We recently had a client pass on a beautiful turnkey home, one that was fairly priced and within his budget. “I’m looking for something that needs a little work,” he said. It seems he likes to fix stuff. OK, fine. But either you are shopping for a home or you need a hobby.  Don’t confuse the two.

The reality is, he wants a deal – a steal, even. But the other harsh truth is that, in limiting himself to the falling-down-ugly inventory, inventory with the potential for magic equity to materialize with a couple of weekends of cabinet refacing and fixture replacement, he is going to be competing with droves of trained professionals. He is regular folk.

Jim Klinge, writing about the current flipper frenzy, said it well:

How does (the flipper frenzy) affect the regular folks?

1. If you’re an investor hoping to flip or rent-out, good luck.  The flippers have flooded the street searching for the next deal, and are working on thin margins.  They are soliciting property owners directly via mail and email, and working all the usual spots – trustee sales, defaulter lists, FSBOs, short-sales, MLS, etc.  Because sellers get bombarded, the price typically goes up – there won’t be many steals from now on.

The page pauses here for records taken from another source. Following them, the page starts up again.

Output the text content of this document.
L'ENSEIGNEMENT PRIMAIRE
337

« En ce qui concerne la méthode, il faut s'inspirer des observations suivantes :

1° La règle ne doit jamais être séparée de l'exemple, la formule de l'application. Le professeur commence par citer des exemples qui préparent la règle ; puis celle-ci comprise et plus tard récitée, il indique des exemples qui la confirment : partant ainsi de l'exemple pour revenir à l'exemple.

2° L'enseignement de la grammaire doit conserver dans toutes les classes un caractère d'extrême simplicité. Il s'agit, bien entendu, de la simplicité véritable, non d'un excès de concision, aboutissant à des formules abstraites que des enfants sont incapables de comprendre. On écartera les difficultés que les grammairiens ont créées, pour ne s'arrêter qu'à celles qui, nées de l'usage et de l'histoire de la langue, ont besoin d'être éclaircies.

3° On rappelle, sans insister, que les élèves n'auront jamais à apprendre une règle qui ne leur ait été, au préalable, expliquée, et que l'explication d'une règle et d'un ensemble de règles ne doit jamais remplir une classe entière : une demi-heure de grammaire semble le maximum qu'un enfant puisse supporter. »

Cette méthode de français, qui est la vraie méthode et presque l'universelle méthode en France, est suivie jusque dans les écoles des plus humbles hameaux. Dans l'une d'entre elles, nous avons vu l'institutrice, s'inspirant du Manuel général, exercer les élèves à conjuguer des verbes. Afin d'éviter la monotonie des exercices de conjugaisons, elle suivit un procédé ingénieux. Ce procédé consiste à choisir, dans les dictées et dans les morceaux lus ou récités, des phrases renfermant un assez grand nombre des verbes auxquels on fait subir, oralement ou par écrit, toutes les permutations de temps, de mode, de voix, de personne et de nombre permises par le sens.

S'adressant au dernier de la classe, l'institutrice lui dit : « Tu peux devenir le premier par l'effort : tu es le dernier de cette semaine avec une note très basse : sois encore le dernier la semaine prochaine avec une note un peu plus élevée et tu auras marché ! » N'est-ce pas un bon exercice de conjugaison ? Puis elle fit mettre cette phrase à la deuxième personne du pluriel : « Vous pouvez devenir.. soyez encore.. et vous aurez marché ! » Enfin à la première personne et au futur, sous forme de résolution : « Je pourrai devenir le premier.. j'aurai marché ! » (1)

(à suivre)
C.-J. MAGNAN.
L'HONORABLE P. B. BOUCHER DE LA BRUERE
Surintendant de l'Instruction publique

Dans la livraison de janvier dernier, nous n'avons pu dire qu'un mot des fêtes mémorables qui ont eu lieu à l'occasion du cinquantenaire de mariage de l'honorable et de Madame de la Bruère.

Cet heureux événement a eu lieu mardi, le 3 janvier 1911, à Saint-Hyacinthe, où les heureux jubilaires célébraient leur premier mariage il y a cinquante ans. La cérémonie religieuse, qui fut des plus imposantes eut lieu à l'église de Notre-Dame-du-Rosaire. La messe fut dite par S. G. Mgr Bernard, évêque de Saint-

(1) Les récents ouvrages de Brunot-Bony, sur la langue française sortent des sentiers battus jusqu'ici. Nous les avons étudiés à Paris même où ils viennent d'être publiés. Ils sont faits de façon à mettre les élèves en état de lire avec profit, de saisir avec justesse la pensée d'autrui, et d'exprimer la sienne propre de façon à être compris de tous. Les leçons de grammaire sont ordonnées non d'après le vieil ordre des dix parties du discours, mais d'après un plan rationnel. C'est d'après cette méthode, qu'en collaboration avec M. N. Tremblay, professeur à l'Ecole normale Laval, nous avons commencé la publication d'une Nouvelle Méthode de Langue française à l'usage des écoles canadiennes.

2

2. Primarily, they are looking for fixers.  If you want a house to occupy and thought you’d save some money by purchasing a dog, you won’t save much.  You can avoid the rush by sticking with the turnkey properties, and hope to buy one with all the trimmings for a fair price.

3.  Appreciation – You might think that a wave of flippers selling renovated properties could lead to rising prices.  Maybe, maybe not – buyers usually can find out how much the flippers paid, and would have to be very frustrated to pay a lot more.  With the sophisticated flippers being careful to buy somewhat under market, and able to add cheap Chinese goods to improve them, they can live on thin margins and not count on appreciation. I think this will lead to a very active trading range of +/- 10% throughout the county, and for every lucky sale that pops through the range’s ceiling, there will be another flipper buying a lower sale to keep the pricing trend moderated.

I added the emphasis on Number 2, because most of the clients we represent fall under the category of “regular folk,” people who are looking for a home that they intend to live in and enjoy. Number 2 should be etched on your foreheads, because that is the reality of our current market – unless you have connections and cash.

And a message for sellers, one I have harped on before: In this market, mediocrity is not rewarded. You are either flipper worthy or you are turnkey awesome. The tougher sell is the home that falls somewhere in the middle.

But, then again, all objections are overcome with price.